Public health researchers seek to improve societal health by identifying risk factors that, when subject to public health intervention, can positively affect health outcomes. The county’s pamphlet, for example, outlined a number of risk factors for suicide, including firearm ownership, and provided resources for and educational materials on mitigating risk, including information on safe gun storage. The pamphlet is an example of a public health intervention that seeks to address risk factors for a specific health concern (in this case, suicide) to decrease the likelihood of a negative health outcome.
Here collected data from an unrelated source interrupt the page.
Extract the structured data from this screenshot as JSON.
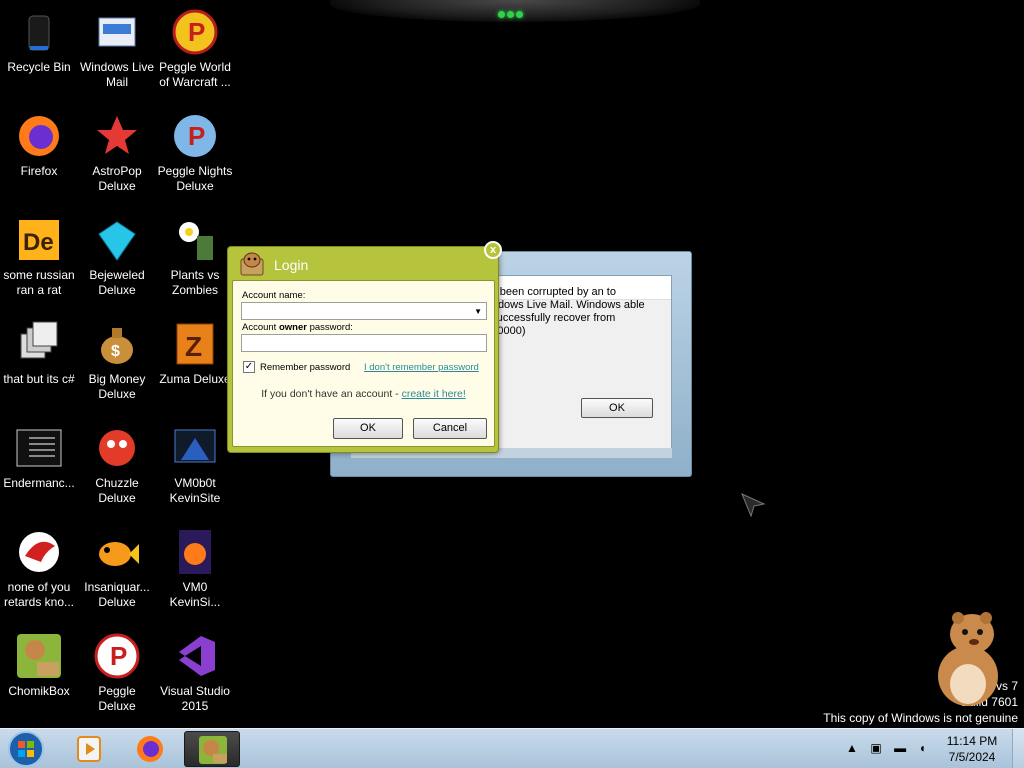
{
  "desktop": {
    "icons": [
      {
        "label": "Recycle Bin",
        "icon": "recycle-bin-icon"
      },
      {
        "label": "Windows Live Mail",
        "icon": "windows-live-mail-icon"
      },
      {
        "label": "Peggle World of Warcraft ...",
        "icon": "peggle-icon"
      },
      {
        "label": "Firefox",
        "icon": "firefox-icon"
      },
      {
        "label": "AstroPop Deluxe",
        "icon": "astropop-icon"
      },
      {
        "label": "Peggle Nights Deluxe",
        "icon": "peggle-nights-icon"
      },
      {
        "label": "some russian ran a rat",
        "icon": "de-icon"
      },
      {
        "label": "Bejeweled Deluxe",
        "icon": "bejeweled-icon"
      },
      {
        "label": "Plants vs Zombies",
        "icon": "plants-vs-zombies-icon"
      },
      {
        "label": "that but its c#",
        "icon": "windows-stack-icon"
      },
      {
        "label": "Big Money Deluxe",
        "icon": "money-bag-icon"
      },
      {
        "label": "Zuma Deluxe",
        "icon": "zuma-icon"
      },
      {
        "label": "Endermanc...",
        "icon": "terminal-icon"
      },
      {
        "label": "Chuzzle Deluxe",
        "icon": "chuzzle-icon"
      },
      {
        "label": "VM0b0t KevinSite",
        "icon": "vm-folder-icon"
      },
      {
        "label": "none of you retards kno...",
        "icon": "bird-icon"
      },
      {
        "label": "Insaniquar... Deluxe",
        "icon": "fish-icon"
      },
      {
        "label": "VM0 KevinSi...",
        "icon": "firefox-file-icon"
      },
      {
        "label": "ChomikBox",
        "icon": "chomikbox-icon"
      },
      {
        "label": "Peggle Deluxe",
        "icon": "peggle-deluxe-icon"
      },
      {
        "label": "Visual Studio 2015",
        "icon": "visual-studio-icon"
      }
    ]
  },
  "error_dialog": {
    "message": "has been corrupted by an to Windows Live Mail. Windows able to successfully recover from 0000000)",
    "ok_label": "OK"
  },
  "login": {
    "title": "Login",
    "close_label": "x",
    "account_name_label": "Account name:",
    "account_name_value": "",
    "password_label_prefix": "Account ",
    "password_label_bold": "owner",
    "password_label_suffix": " password:",
    "password_value": "",
    "remember_label": "Remember password",
    "remember_checked": true,
    "forgot_link": "I don't remember password",
    "no_account_text": "If you don't have an account - ",
    "create_link": "create it here!",
    "ok_label": "OK",
    "cancel_label": "Cancel"
  },
  "watermark": {
    "line1": "vs 7",
    "line2": "Build 7601",
    "line3": "This copy of Windows is not genuine"
  },
  "taskbar": {
    "clock_time": "11:14 PM",
    "clock_date": "7/5/2024",
    "tray_arrow": "▲"
  },
  "colors": {
    "login_green": "#b6c33c",
    "link_teal": "#2a8a9a",
    "taskbar": "#b9cfe3"
  }
}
Risk factors, however, are not in and of themselves causal factors. The discrepancy between how risk factors are defined and the plaintiffs’ expert’s testimony (which asserted a causal interpretation of the pamphlet content) was sufficient for the court to find the expert’s opinion inadmissible. Because his testimony was excluded, the court did not need to directly address the key substance of the plaintiffs’ expert’s opinion that there is no “convincing” evidence to support the assertion that gun ownership increases the likelihood of a person committing suicide. And yet data to the contrary are robust.
An amicus brief submitted in support of the county summarizes current research on the relationship between suicide and firearm ownership (Brief for Matthew Miller and Deborah Azrael as Amicus Curiae Supporting Defendant-Appellee, Maryland Shall Issue, Inc v. Anne Arundel County, Maryland, No. 23-1351 (4th Cir. 2023)). It directly addresses the essence of the plaintiffs’ argument that risk lies with the gun owner, not the gun. Drs. Miller and Azrael present several key research findings to argue otherwise.
According to the Miller and Azrael report, a gun in the home carries an increased risk of suicide for all members of the household, not just the owner. The risk of an adolescent dying by suicide in a home with a gun, for example, is three times greater than that in a home without one. The likelihood that an as-yet-unidentified variable (an “antecedent factor” or unidentified confounder) better accounts for the magnitude of this increased risk is low. Several studies cited by Miller and Azrael provide additional supporting evidence. Suicide rates by methods other than firearms are more consistent across states, but firearm suicide rates are higher in places where there are more guns. The higher rate of suicide seen in firearm owners compared with nonowners is propelled by ownership of the firearm; the most robust data available do not support a finding of an elevated rate of suicide by other means in firearm owners. Furthermore, individuals owning guns are no more likely than nongunowners to have other risk factors for suicide.
In this case, the educational materials on suicide prevention produced by the county and distributed at the point of firearm sale included information on gun ownership as a risk factor for suicide. The research supports this information as both factual and uncontroversial. The Fourth Circuit agreed, allowing Anne Arundel County’s modest intervention to reduce firearm suicide to stand. The U.S. Supreme Court has subsequently declined to hear the case.